An Encouraging Moment at Biologos
|May 11, 2011||Posted by nullasalus under Design inference, Evolutionary biology|
Submitted without further comment, for now, is this quote from Part 2 of a review of Jerry Coyne’s “Why Evolution Is True”. With emphasis added:
Later, he claims “Darwinism tells us that, like all species, human beings arose from the working of blind, purposeless forces over eons of time” (p. 224). There are at least two problems with this line of argument. First, given what Coyne said earlier about evolution’s agnosticism regarding sources of variations in organisms (see Part 1), it’s rather striking that he so clearly rules God out as a possible source. What biologists mean by random variations is that the underlying causes are left open by the theory because mechanisms like natural selection can work with any variations handed to them, whether those variations are due to God’s activity through natural laws (e.g. genetic copying, cosmic rays) or God’s supernatural activity.. Consider the analogy with dice in Part 1 again. That the dice landed snake eyes on a particular throw is fully consistent with there being an underlying law governing the dice or that God somehow determined the particular outcome of the throw (the latter idea lies behind the Old Testament practice of casting lots). Similarly that some organisms in a particular population received a particular genetic variation that increases their likelihood of surviving and reproducing is fully consistent with there being an underlying law governing genetics or that God somehow determined the particular variation.

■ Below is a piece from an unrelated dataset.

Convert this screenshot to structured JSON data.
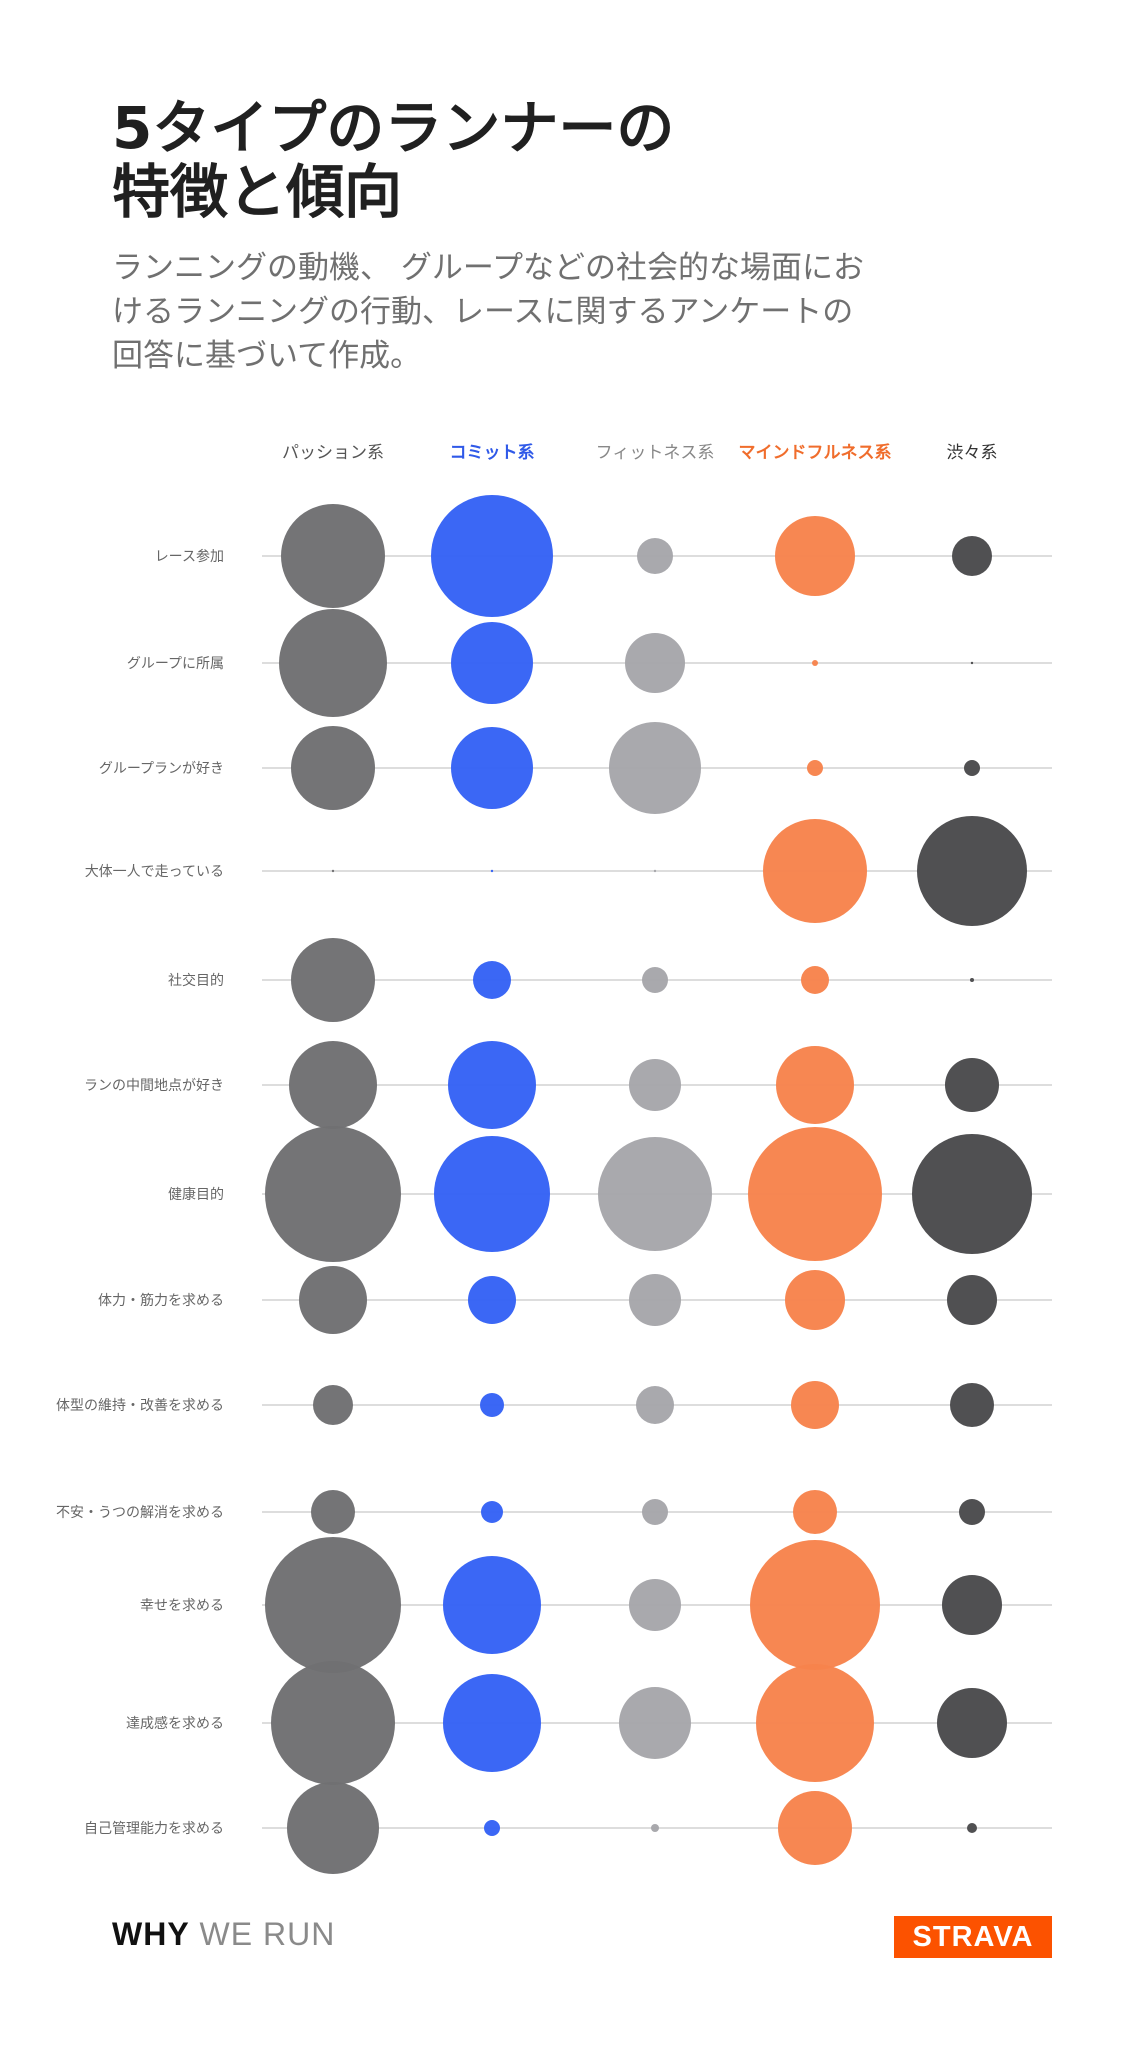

While I have some problems with how Robert C. Bishop considers this question – for instance, he says “What biologists mean…” without noting that Coyne is a biologist, and Dawkins was one once upon a time – I think his point here is worth considering. And I admit, I’m encouraged to see a view like this aired over at Biologos, even as a guest post.
I wonder if ID proponents will be as encouraged as I am. Any thoughts?